The amount of Venezuelan aid is hard to quantify. The Center of Economic Investigations, a consulting firm in Caracas, the capital, has kept track of Chávez's frequent pronouncements and says that in 2006, he pledged $47 billion in aid and agreements -- impossible to deliver considering that Venezuela's annual budget hovers around $50 billion. Still, the country's central bank recorded billions spent on foreign bonds and other investments in the first nine months of last year, dwarfing the amount the United States offers in assistance to Latin America.

In Venezuela, the closer ties to Ecuador and Nicaragua, coupled with Chávez's recent announcements that he will nationalize utilities and take greater control of oil projects at the expense of multinational corporations, has enthralled supporters who believe the country is in the vanguard of a new era in Latin America. Venezuela is proposing a new multinational bank, a Bank of the South, to replace Washington-based lenders.

"We are distancing ourselves fundamentally from the imperial pretensions of the United States," said Haiman El Troudi, a former chief of staff to Chávez who studies economic issues at the state-funded International Miranda Center in Caracas. "The leftist, progressive thought is thinking the same, thinking of human beings, the installation of new social relations to get along, thinking of the conditions of people's lives and people's culture."

The Venezuelan model, which is predicated on a break with all multinational institutions with Washington ties, has plainly gathered steam in some Latin American countries.

Last year, Argentina, recovering after its 2001 economic collapse by ignoring some crucial aspects of IMF advice, paid off the last of the $10 billion it owed the fund.
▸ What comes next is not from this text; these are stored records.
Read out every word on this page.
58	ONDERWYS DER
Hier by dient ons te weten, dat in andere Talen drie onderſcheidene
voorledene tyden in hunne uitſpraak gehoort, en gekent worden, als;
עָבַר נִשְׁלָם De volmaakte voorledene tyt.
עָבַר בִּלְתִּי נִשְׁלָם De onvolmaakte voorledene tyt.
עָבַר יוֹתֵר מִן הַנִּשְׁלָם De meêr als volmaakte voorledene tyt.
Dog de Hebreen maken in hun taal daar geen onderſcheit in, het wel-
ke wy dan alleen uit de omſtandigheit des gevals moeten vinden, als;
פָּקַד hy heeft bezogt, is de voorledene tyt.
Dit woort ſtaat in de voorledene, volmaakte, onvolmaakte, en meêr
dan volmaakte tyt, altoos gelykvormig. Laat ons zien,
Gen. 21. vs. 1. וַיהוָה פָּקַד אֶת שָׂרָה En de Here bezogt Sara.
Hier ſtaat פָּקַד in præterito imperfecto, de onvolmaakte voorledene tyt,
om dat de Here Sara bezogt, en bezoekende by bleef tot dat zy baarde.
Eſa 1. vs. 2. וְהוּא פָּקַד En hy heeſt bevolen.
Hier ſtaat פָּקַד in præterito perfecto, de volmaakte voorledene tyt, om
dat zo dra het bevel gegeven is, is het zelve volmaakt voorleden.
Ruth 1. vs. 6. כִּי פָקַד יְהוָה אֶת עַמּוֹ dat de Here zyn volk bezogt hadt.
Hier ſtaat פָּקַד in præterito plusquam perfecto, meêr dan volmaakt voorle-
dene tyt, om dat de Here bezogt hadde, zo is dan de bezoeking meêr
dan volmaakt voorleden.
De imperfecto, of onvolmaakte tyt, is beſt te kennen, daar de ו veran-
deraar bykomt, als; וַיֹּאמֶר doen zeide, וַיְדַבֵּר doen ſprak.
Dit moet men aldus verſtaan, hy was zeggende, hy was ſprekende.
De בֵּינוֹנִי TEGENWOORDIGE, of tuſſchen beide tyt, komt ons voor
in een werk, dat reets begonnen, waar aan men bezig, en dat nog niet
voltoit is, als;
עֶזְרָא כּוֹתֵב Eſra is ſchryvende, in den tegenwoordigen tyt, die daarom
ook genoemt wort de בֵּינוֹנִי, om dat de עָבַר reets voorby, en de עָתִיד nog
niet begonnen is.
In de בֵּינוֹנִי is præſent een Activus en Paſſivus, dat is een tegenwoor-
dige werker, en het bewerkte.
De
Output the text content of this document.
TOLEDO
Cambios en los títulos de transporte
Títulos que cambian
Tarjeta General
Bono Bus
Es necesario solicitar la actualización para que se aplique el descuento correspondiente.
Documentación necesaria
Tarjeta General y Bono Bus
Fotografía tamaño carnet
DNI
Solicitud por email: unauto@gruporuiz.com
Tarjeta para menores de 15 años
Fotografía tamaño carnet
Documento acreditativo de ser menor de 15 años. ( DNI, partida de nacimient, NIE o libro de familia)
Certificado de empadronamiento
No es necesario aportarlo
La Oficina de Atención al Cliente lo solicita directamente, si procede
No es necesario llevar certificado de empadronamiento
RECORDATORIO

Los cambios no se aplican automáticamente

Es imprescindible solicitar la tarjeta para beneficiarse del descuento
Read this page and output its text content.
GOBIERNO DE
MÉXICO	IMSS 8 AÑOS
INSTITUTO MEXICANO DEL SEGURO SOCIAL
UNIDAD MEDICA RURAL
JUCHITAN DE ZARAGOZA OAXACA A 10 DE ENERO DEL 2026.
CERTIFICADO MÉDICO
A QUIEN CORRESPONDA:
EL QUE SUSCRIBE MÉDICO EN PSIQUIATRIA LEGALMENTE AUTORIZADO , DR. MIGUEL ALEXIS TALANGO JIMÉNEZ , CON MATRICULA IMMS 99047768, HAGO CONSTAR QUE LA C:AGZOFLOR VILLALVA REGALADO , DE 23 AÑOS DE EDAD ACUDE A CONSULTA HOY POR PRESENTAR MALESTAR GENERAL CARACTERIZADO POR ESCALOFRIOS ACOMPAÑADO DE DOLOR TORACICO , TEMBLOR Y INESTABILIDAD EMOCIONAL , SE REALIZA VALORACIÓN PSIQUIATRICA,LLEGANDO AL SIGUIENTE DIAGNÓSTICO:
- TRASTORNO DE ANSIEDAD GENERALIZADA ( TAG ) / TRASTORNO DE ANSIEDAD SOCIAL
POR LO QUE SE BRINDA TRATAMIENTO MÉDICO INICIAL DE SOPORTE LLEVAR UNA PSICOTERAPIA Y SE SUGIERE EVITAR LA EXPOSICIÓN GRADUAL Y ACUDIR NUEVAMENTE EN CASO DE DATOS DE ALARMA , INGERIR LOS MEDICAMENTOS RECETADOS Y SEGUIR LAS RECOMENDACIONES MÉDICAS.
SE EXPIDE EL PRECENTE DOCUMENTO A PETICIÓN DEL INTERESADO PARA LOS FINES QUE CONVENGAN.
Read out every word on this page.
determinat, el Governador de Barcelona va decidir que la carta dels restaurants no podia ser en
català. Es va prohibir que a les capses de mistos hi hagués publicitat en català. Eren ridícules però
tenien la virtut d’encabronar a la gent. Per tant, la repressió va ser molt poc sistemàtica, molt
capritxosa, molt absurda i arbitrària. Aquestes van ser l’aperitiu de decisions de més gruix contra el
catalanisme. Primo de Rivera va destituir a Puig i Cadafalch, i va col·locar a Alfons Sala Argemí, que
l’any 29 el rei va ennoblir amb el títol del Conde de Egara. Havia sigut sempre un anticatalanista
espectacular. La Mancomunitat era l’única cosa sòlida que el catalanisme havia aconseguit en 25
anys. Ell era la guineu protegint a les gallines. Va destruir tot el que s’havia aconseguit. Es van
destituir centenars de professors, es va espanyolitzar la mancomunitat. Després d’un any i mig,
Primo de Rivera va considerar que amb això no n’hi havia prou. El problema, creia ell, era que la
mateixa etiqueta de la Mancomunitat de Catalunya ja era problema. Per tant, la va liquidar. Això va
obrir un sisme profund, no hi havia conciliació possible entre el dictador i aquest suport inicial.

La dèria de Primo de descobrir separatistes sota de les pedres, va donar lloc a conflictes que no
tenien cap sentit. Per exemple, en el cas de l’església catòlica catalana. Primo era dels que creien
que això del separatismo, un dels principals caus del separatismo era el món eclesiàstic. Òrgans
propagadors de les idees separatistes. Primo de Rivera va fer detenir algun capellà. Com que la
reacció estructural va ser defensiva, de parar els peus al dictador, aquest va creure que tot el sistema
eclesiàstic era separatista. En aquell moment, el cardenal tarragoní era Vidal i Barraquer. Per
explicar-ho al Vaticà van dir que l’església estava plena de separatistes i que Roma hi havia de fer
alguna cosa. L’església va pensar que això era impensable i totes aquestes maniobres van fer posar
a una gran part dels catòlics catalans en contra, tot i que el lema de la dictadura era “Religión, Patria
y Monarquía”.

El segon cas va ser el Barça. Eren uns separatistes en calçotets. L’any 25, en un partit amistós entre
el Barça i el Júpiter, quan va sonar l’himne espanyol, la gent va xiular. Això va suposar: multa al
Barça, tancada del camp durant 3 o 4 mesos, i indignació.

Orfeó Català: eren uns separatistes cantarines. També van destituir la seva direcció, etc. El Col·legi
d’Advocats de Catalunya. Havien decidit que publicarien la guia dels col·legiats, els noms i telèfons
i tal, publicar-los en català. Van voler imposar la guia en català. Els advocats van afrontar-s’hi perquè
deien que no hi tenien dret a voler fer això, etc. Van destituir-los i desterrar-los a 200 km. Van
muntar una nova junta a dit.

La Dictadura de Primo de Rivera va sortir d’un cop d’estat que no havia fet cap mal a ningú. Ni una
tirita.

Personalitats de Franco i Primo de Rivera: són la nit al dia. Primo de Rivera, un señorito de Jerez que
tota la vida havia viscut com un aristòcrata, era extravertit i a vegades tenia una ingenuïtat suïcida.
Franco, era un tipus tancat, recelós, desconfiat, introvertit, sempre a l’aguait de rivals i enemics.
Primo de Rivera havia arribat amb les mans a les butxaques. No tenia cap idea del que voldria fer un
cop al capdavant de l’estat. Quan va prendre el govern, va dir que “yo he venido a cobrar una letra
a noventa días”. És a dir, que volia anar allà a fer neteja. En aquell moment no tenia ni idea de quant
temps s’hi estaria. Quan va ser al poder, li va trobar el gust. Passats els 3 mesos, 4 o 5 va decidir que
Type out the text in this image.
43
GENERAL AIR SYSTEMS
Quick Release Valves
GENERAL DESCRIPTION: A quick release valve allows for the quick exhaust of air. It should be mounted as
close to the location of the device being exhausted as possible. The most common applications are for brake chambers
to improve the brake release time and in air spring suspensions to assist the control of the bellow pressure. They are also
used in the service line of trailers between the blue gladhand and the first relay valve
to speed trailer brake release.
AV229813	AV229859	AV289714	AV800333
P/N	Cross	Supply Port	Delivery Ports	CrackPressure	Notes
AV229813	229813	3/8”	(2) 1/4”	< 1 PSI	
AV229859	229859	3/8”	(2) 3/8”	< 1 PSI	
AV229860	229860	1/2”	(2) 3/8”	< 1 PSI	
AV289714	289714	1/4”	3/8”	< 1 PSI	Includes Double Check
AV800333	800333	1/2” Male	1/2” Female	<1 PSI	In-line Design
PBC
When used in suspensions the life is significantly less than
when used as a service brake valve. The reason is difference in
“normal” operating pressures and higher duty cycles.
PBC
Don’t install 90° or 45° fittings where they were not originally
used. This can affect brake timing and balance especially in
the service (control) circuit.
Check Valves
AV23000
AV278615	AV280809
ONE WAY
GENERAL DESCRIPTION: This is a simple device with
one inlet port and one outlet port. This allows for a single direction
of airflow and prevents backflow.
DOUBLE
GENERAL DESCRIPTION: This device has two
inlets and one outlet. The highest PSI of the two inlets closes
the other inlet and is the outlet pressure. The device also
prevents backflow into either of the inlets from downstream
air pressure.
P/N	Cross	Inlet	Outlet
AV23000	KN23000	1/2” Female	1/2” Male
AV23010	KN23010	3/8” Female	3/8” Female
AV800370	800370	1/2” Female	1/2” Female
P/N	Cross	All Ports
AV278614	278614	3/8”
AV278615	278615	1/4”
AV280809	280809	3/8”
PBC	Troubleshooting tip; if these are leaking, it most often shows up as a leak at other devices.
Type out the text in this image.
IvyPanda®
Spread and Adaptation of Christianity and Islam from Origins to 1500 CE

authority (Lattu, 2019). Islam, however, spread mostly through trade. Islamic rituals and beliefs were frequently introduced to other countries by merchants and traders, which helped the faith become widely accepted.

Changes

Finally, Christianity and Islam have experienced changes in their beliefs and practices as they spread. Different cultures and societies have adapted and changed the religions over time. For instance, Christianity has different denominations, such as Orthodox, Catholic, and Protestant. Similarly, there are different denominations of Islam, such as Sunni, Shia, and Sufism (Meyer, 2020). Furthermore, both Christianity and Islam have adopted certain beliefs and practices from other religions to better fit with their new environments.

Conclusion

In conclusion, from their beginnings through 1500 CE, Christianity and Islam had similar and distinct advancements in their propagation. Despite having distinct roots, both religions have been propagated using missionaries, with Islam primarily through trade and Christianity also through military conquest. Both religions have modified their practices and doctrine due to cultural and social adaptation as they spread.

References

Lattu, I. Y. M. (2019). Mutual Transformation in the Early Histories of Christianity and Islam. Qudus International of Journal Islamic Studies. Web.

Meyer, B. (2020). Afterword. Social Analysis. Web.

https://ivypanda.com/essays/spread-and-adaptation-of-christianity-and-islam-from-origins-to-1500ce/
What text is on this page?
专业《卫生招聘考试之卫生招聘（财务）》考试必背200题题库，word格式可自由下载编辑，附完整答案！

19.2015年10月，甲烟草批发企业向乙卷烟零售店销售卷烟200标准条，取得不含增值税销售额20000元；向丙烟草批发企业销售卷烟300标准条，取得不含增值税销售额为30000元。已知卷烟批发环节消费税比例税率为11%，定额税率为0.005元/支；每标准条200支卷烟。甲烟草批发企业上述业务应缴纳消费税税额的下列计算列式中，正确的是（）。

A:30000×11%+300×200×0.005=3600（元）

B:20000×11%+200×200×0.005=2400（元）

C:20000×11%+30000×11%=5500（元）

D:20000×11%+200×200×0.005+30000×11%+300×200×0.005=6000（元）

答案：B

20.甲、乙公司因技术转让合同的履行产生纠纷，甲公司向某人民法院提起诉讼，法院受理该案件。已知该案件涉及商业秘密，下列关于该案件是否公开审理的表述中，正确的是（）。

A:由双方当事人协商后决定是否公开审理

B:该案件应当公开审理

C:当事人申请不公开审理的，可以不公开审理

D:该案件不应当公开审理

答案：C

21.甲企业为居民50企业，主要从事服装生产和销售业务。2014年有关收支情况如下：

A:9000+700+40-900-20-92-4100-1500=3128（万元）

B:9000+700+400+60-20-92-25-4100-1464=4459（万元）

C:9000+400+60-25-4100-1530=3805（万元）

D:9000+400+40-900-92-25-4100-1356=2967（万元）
It was aided by Venezuela, which had bought $2.5 billion in Argentine debt.

In Bolivia, Morales nationalized the gas industry and renegotiated agreements with foreign investors -- measures opposed by orthodox economists. Last March, after spending nearly two decades under the strictures of an IMF program, Bolivia let its agreement with the fund end. Meanwhile, Venezuela has committed more than $140 million in loans and grants while pledging to invest as much as $1.5 billion in Bolivia's gas industry in coming years.

Bolivian leaders said Venezuelan aid comes with fewer strings attached. "In the case of the United States, we're locked into specific areas -- aid for roads, aid for health, aid for electricity," Álvaro García Linera, the vice president, said in an interview in his office. The Venezuelan aid "allows us greater flexibility to choose projects with more productive impact, especially those ventures that include a state presence."

With Venezuela offering loans, Ecuador, too, has moved to cut back its ties to the IMF and related lenders. The Correa administration said it would not sign an agreement allowing the fund to monitor the government's economic plan.

The question now is how long Venezuela can maintain the aid. Although the economy is growing thanks to high oil prices, it has little private investment and creates few new jobs. And, true to the predictions of economists who are skeptical of the Chávez model, inflation is skyrocketing -- so much so that Chávez recently threatened to nationalize grocery stores if they did not limit price increases.

"I don't know if Venezuela can simultaneously sustain internal spending and external spending at the level it has until now," said Teodoro Petkoff, a former leftist guerrilla and a Chávez opponent who runs a newspaper in Caracas. "I've said it before -- this year, the economy is going to begin to cost Chávez."

Goodman reported from New York. Correspondent Monte Reel in La Paz, Bolivia, contributed to this report.